Having just written this I have to warn "YOU". I wrote this about mostly my coping. It may "NOT" be right for "YOU". SEEK professional help if that is what you need. Take medicines if that is what "YOU" need. I am a trained pilot not any type of therapist or doctor. I can not give "YOU" your 100% guaranteed solution, just maybe some advice.
On to today's email. What is your answer? Mine was to cry and cry hard. Enough, so that my mother really started to worry. I am not a big drug taker so my mother just talked to me, and I sat outside in the light of the day around the trees, grass under my feet. I planted myself and very slowly started to put myself back together again. I thought it was rubbish, but with eating right, drinking lots of water just breathing and listening to some weird music I started to come back. It was not fast but as "YOU" read, it did actually happen, to my total amazement.

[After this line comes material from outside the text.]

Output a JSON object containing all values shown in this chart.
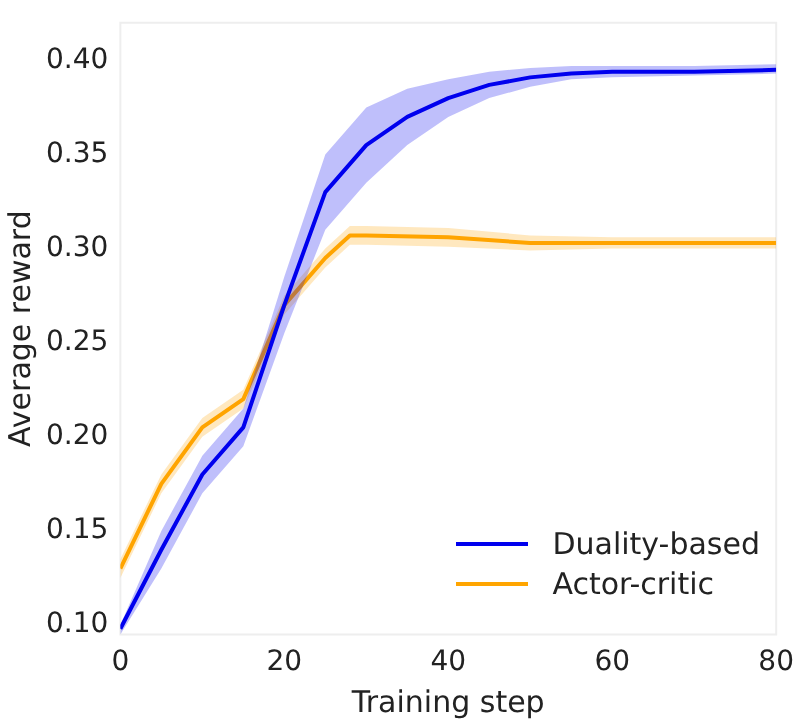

Sometimes just taking the time and making a conscious effort to calm ourselves is really what we need. Maybe those old time hermits did have something. I did not try to stop my tears, I just let them flow. Emotions are strange, controlling them does not work very well, I have found that accepting them & being as conscious as I can of them and their causes helps. My body does not have a deficit of xyz drug so I always look for another way, and that has worked pretty well for me. That is not to say that after 20 years I never cry anymore, what I used to be and what I am now are completely opposite, but I accept that. I accept what I do not have any more, what can never be. Enjoy the memories and try to make my tears ones of melancholy, not total fear and terror.

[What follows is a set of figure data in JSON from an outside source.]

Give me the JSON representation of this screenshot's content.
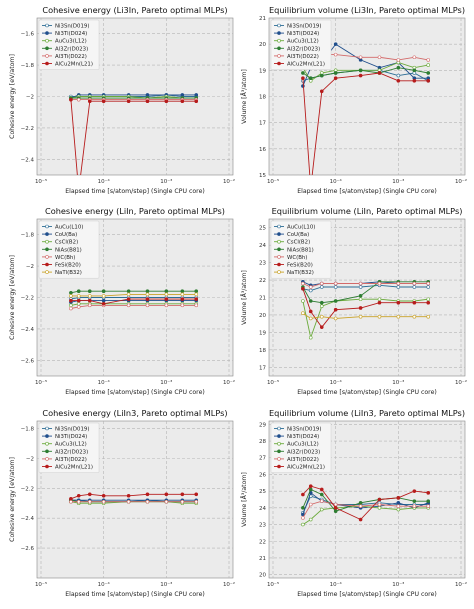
{
  "figure": {
    "xlabel": "Elapsed time [s/atom/step] (Single CPU core)",
    "xticks": [
      "10⁻⁵",
      "10⁻⁴",
      "10⁻³",
      "10⁻²"
    ]
  },
  "chart_data": [
    {
      "type": "line",
      "title": "Cohesive energy (Li3In, Pareto optimal MLPs)",
      "xlabel": "Elapsed time [s/atom/step] (Single CPU core)",
      "ylabel": "Cohesive energy [eV/atom]",
      "xscale": "log",
      "xlim": [
        1e-05,
        0.01
      ],
      "ylim": [
        -2.5,
        -1.5
      ],
      "yticks": [
        -2.4,
        -2.2,
        -2.0,
        -1.8,
        -1.6
      ],
      "grid": true,
      "legend": "top-left",
      "x": [
        3e-05,
        4e-05,
        6e-05,
        0.0001,
        0.00025,
        0.0005,
        0.001,
        0.0018,
        0.003
      ],
      "series": [
        {
          "name": "Ni3Sn(D019)",
          "color": "#2d6e96",
          "marker": "open",
          "values": [
            -2.0,
            -2.0,
            -2.0,
            -2.0,
            -2.0,
            -2.0,
            -1.99,
            -2.0,
            -2.0
          ]
        },
        {
          "name": "Ni3Ti(D024)",
          "color": "#1f4e8c",
          "marker": "filled",
          "values": [
            -2.01,
            -1.99,
            -1.99,
            -1.99,
            -1.99,
            -1.99,
            -1.99,
            -1.99,
            -1.99
          ]
        },
        {
          "name": "AuCu3(L12)",
          "color": "#6aaa3a",
          "marker": "open",
          "values": [
            -2.01,
            -2.0,
            -2.0,
            -2.0,
            -2.0,
            -2.01,
            -2.0,
            -2.01,
            -2.01
          ]
        },
        {
          "name": "Al3Zr(D023)",
          "color": "#2e7d32",
          "marker": "filled",
          "values": [
            -2.01,
            -2.01,
            -2.01,
            -2.01,
            -2.01,
            -2.01,
            -2.01,
            -2.01,
            -2.01
          ]
        },
        {
          "name": "Al3Ti(D022)",
          "color": "#d36a6a",
          "marker": "open",
          "values": [
            -2.02,
            -2.02,
            -2.02,
            -2.02,
            -2.02,
            -2.02,
            -2.02,
            -2.02,
            -2.02
          ]
        },
        {
          "name": "AlCu2Mn(L21)",
          "color": "#b71c1c",
          "marker": "filled",
          "values": [
            -2.02,
            -2.6,
            -2.03,
            -2.03,
            -2.03,
            -2.03,
            -2.03,
            -2.03,
            -2.03
          ]
        }
      ]
    },
    {
      "type": "line",
      "title": "Equilibrium volume (Li3In, Pareto optimal MLPs)",
      "xlabel": "Elapsed time [s/atom/step] (Single CPU core)",
      "ylabel": "Volume [Å³/atom]",
      "xscale": "log",
      "xlim": [
        1e-05,
        0.01
      ],
      "ylim": [
        15,
        21
      ],
      "yticks": [
        15,
        16,
        17,
        18,
        19,
        20,
        21
      ],
      "grid": true,
      "legend": "top-left",
      "x": [
        3e-05,
        4e-05,
        6e-05,
        0.0001,
        0.00025,
        0.0005,
        0.001,
        0.0018,
        0.003
      ],
      "series": [
        {
          "name": "Ni3Sn(D019)",
          "color": "#2d6e96",
          "marker": "open",
          "values": [
            18.6,
            18.7,
            18.8,
            18.9,
            19.0,
            19.0,
            18.8,
            18.9,
            18.6
          ]
        },
        {
          "name": "Ni3Ti(D024)",
          "color": "#1f4e8c",
          "marker": "filled",
          "values": [
            18.4,
            19.1,
            19.3,
            20.0,
            19.4,
            19.1,
            19.3,
            18.7,
            18.7
          ]
        },
        {
          "name": "AuCu3(L12)",
          "color": "#6aaa3a",
          "marker": "open",
          "values": [
            19.1,
            18.6,
            18.9,
            19.0,
            19.0,
            19.0,
            19.3,
            19.1,
            19.2
          ]
        },
        {
          "name": "Al3Zr(D023)",
          "color": "#2e7d32",
          "marker": "filled",
          "values": [
            18.9,
            18.7,
            18.8,
            18.9,
            19.0,
            18.9,
            19.1,
            19.0,
            18.9
          ]
        },
        {
          "name": "Al3Ti(D022)",
          "color": "#d36a6a",
          "marker": "open",
          "values": [
            19.6,
            19.4,
            19.6,
            19.6,
            19.5,
            19.5,
            19.4,
            19.5,
            19.4
          ]
        },
        {
          "name": "AlCu2Mn(L21)",
          "color": "#b71c1c",
          "marker": "filled",
          "values": [
            18.7,
            14.5,
            18.2,
            18.7,
            18.8,
            18.9,
            18.6,
            18.6,
            18.6
          ]
        }
      ]
    },
    {
      "type": "line",
      "title": "Cohesive energy (LiIn, Pareto optimal MLPs)",
      "xlabel": "Elapsed time [s/atom/step] (Single CPU core)",
      "ylabel": "Cohesive energy [eV/atom]",
      "xscale": "log",
      "xlim": [
        1e-05,
        0.01
      ],
      "ylim": [
        -2.7,
        -1.7
      ],
      "yticks": [
        -2.6,
        -2.4,
        -2.2,
        -2.0,
        -1.8
      ],
      "grid": true,
      "legend": "top-left",
      "x": [
        3e-05,
        4e-05,
        6e-05,
        0.0001,
        0.00025,
        0.0005,
        0.001,
        0.0018,
        0.003
      ],
      "series": [
        {
          "name": "AuCu(L10)",
          "color": "#2d6e96",
          "marker": "open",
          "values": [
            -2.21,
            -2.2,
            -2.2,
            -2.2,
            -2.2,
            -2.2,
            -2.2,
            -2.2,
            -2.2
          ]
        },
        {
          "name": "CoU(Ba)",
          "color": "#1f4e8c",
          "marker": "filled",
          "values": [
            -2.23,
            -2.22,
            -2.22,
            -2.22,
            -2.22,
            -2.22,
            -2.22,
            -2.22,
            -2.22
          ]
        },
        {
          "name": "CsCl(B2)",
          "color": "#6aaa3a",
          "marker": "open",
          "values": [
            -2.25,
            -2.24,
            -2.24,
            -2.24,
            -2.24,
            -2.24,
            -2.24,
            -2.24,
            -2.24
          ]
        },
        {
          "name": "NiAs(B81)",
          "color": "#2e7d32",
          "marker": "filled",
          "values": [
            -2.17,
            -2.16,
            -2.16,
            -2.16,
            -2.16,
            -2.16,
            -2.16,
            -2.16,
            -2.16
          ]
        },
        {
          "name": "WC(Bh)",
          "color": "#d36a6a",
          "marker": "open",
          "values": [
            -2.27,
            -2.26,
            -2.25,
            -2.25,
            -2.25,
            -2.25,
            -2.25,
            -2.25,
            -2.25
          ]
        },
        {
          "name": "FeSi(B20)",
          "color": "#b71c1c",
          "marker": "filled",
          "values": [
            -2.22,
            -2.22,
            -2.22,
            -2.24,
            -2.21,
            -2.21,
            -2.21,
            -2.21,
            -2.21
          ]
        },
        {
          "name": "NaTl(B32)",
          "color": "#c9a227",
          "marker": "open",
          "values": [
            -2.19,
            -2.19,
            -2.19,
            -2.19,
            -2.18,
            -2.18,
            -2.18,
            -2.18,
            -2.18
          ]
        }
      ]
    },
    {
      "type": "line",
      "title": "Equilibrium volume (LiIn, Pareto optimal MLPs)",
      "xlabel": "Elapsed time [s/atom/step] (Single CPU core)",
      "ylabel": "Volume [Å³/atom]",
      "xscale": "log",
      "xlim": [
        1e-05,
        0.01
      ],
      "ylim": [
        16.5,
        25.5
      ],
      "yticks": [
        17,
        18,
        19,
        20,
        21,
        22,
        23,
        24,
        25
      ],
      "grid": true,
      "legend": "top-left",
      "x": [
        3e-05,
        4e-05,
        6e-05,
        0.0001,
        0.00025,
        0.0005,
        0.001,
        0.0018,
        0.003
      ],
      "series": [
        {
          "name": "AuCu(L10)",
          "color": "#2d6e96",
          "marker": "open",
          "values": [
            21.5,
            21.4,
            21.6,
            21.6,
            21.6,
            21.7,
            21.6,
            21.6,
            21.6
          ]
        },
        {
          "name": "CoU(Ba)",
          "color": "#1f4e8c",
          "marker": "filled",
          "values": [
            21.9,
            21.7,
            21.8,
            21.8,
            21.8,
            21.9,
            21.8,
            21.8,
            21.8
          ]
        },
        {
          "name": "CsCl(B2)",
          "color": "#6aaa3a",
          "marker": "open",
          "values": [
            20.8,
            18.7,
            20.5,
            20.8,
            20.9,
            20.9,
            20.8,
            20.8,
            20.9
          ]
        },
        {
          "name": "NiAs(B81)",
          "color": "#2e7d32",
          "marker": "filled",
          "values": [
            21.6,
            20.8,
            20.7,
            20.8,
            21.1,
            21.9,
            21.9,
            21.9,
            21.9
          ]
        },
        {
          "name": "WC(Bh)",
          "color": "#d36a6a",
          "marker": "open",
          "values": [
            21.8,
            21.6,
            21.8,
            21.8,
            21.8,
            21.8,
            21.8,
            21.8,
            21.8
          ]
        },
        {
          "name": "FeSi(B20)",
          "color": "#b71c1c",
          "marker": "filled",
          "values": [
            21.5,
            20.2,
            19.3,
            20.3,
            20.4,
            20.7,
            20.7,
            20.7,
            20.7
          ]
        },
        {
          "name": "NaTl(B32)",
          "color": "#c9a227",
          "marker": "open",
          "values": [
            20.1,
            19.8,
            19.9,
            19.8,
            19.9,
            19.9,
            19.9,
            19.9,
            19.9
          ]
        }
      ]
    },
    {
      "type": "line",
      "title": "Cohesive energy (LiIn3, Pareto optimal MLPs)",
      "xlabel": "Elapsed time [s/atom/step] (Single CPU core)",
      "ylabel": "Cohesive energy [eV/atom]",
      "xscale": "log",
      "xlim": [
        1e-05,
        0.01
      ],
      "ylim": [
        -2.8,
        -1.75
      ],
      "yticks": [
        -2.6,
        -2.4,
        -2.2,
        -2.0,
        -1.8
      ],
      "grid": true,
      "legend": "top-left",
      "x": [
        3e-05,
        4e-05,
        6e-05,
        0.0001,
        0.00025,
        0.0005,
        0.001,
        0.0018,
        0.003
      ],
      "series": [
        {
          "name": "Ni3Sn(D019)",
          "color": "#2d6e96",
          "marker": "open",
          "values": [
            -2.28,
            -2.28,
            -2.29,
            -2.29,
            -2.29,
            -2.28,
            -2.29,
            -2.29,
            -2.29
          ]
        },
        {
          "name": "Ni3Ti(D024)",
          "color": "#1f4e8c",
          "marker": "filled",
          "values": [
            -2.28,
            -2.28,
            -2.28,
            -2.28,
            -2.28,
            -2.28,
            -2.28,
            -2.28,
            -2.28
          ]
        },
        {
          "name": "AuCu3(L12)",
          "color": "#6aaa3a",
          "marker": "open",
          "values": [
            -2.29,
            -2.3,
            -2.3,
            -2.3,
            -2.29,
            -2.29,
            -2.29,
            -2.3,
            -2.3
          ]
        },
        {
          "name": "Al3Zr(D023)",
          "color": "#2e7d32",
          "marker": "filled",
          "values": [
            -2.28,
            -2.29,
            -2.29,
            -2.29,
            -2.29,
            -2.29,
            -2.29,
            -2.29,
            -2.29
          ]
        },
        {
          "name": "Al3Ti(D022)",
          "color": "#d36a6a",
          "marker": "open",
          "values": [
            -2.29,
            -2.29,
            -2.29,
            -2.29,
            -2.29,
            -2.29,
            -2.29,
            -2.29,
            -2.29
          ]
        },
        {
          "name": "AlCu2Mn(L21)",
          "color": "#b71c1c",
          "marker": "filled",
          "values": [
            -2.27,
            -2.25,
            -2.24,
            -2.25,
            -2.25,
            -2.24,
            -2.24,
            -2.24,
            -2.24
          ]
        }
      ]
    },
    {
      "type": "line",
      "title": "Equilibrium volume (LiIn3, Pareto optimal MLPs)",
      "xlabel": "Elapsed time [s/atom/step] (Single CPU core)",
      "ylabel": "Volume [Å³/atom]",
      "xscale": "log",
      "xlim": [
        1e-05,
        0.01
      ],
      "ylim": [
        19.8,
        29.2
      ],
      "yticks": [
        20,
        21,
        22,
        23,
        24,
        25,
        26,
        27,
        28,
        29
      ],
      "grid": true,
      "legend": "top-left",
      "x": [
        3e-05,
        4e-05,
        6e-05,
        0.0001,
        0.00025,
        0.0005,
        0.001,
        0.0018,
        0.003
      ],
      "series": [
        {
          "name": "Ni3Sn(D019)",
          "color": "#2d6e96",
          "marker": "open",
          "values": [
            23.7,
            24.7,
            24.5,
            24.2,
            24.2,
            24.3,
            24.2,
            24.2,
            24.2
          ]
        },
        {
          "name": "Ni3Ti(D024)",
          "color": "#1f4e8c",
          "marker": "filled",
          "values": [
            23.6,
            24.9,
            24.4,
            24.2,
            24.0,
            24.1,
            24.3,
            24.0,
            24.3
          ]
        },
        {
          "name": "AuCu3(L12)",
          "color": "#6aaa3a",
          "marker": "open",
          "values": [
            23.0,
            23.3,
            23.9,
            24.0,
            24.1,
            24.0,
            23.9,
            24.0,
            24.0
          ]
        },
        {
          "name": "Al3Zr(D023)",
          "color": "#2e7d32",
          "marker": "filled",
          "values": [
            24.0,
            25.1,
            24.8,
            23.8,
            24.3,
            24.5,
            24.6,
            24.4,
            24.4
          ]
        },
        {
          "name": "Al3Ti(D022)",
          "color": "#d36a6a",
          "marker": "open",
          "values": [
            23.4,
            24.2,
            24.4,
            24.2,
            24.1,
            24.2,
            24.1,
            24.1,
            24.1
          ]
        },
        {
          "name": "AlCu2Mn(L21)",
          "color": "#b71c1c",
          "marker": "filled",
          "values": [
            24.8,
            25.3,
            25.1,
            24.0,
            23.3,
            24.5,
            24.6,
            25.0,
            24.9
          ]
        }
      ]
    }
  ]
}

We all live with a disease that I prefer to say is diabolically mischevious. It moves in sneaky silent ways. It can give me emotions that I did not know I had and had long ago been buried. Then all of a sudden without warning shove them front and centre in my face. This is what it does, this is how it acts. Constantly fighting it takes more energy than I have. Just do what I can to weaken it, and making me stronger I have found is my best defence It is far from perfect but it is my defence, controlled by me and adjusted when circumstances change.
There are tools out there, techniques to help me and "YOU" learn to cope. Find what is best for you. Or perhaps what just works for a while. Medicine is good but it does not solve every problem, just be careful and maybe allow yourself to have weird and wacky emotions.

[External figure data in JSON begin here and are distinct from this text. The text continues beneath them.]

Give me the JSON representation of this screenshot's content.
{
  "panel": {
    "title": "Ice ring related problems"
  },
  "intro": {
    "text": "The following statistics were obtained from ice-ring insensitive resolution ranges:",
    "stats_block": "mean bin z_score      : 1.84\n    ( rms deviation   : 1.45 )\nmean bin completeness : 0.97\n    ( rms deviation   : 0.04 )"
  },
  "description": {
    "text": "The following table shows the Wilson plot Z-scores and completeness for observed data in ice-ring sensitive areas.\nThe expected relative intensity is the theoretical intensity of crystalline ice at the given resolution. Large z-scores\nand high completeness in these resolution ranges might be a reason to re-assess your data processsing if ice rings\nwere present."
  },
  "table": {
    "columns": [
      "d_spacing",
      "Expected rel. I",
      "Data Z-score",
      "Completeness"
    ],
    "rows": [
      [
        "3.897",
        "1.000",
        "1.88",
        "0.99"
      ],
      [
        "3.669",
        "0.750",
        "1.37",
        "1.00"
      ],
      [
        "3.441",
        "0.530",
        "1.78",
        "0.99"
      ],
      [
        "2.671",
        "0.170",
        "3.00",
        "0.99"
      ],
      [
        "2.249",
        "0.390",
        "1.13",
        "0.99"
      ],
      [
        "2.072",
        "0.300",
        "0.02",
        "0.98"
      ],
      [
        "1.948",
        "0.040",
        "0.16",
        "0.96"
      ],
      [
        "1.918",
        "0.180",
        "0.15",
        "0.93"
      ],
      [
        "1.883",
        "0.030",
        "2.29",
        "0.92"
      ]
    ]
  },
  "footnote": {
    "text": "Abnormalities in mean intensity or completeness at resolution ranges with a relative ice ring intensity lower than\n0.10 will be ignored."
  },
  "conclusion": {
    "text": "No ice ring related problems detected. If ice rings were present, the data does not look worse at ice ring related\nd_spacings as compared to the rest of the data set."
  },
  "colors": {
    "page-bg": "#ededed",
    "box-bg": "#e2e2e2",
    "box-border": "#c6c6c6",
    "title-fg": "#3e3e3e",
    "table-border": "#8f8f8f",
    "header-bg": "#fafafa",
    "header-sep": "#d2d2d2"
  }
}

A memory that I always go back to, is flying along one night. Nobody around me, no radio noise, just me and an engine throbbing away steadily and the inky pitch black of night. All alone by myself, nobody around for miles. Just me soaring through the sky. I looked up and all there was, was lights in the heavens. Little white dots so far away and me in the blackness. Just me alone with my thoughts and that humming engine. That memory has got me through many a nights pain, I have others and perhaps they are for another day.
Until then my friend, take care of yourself, be kind and just "DO" this illness as best as "YOU" can, no judgement.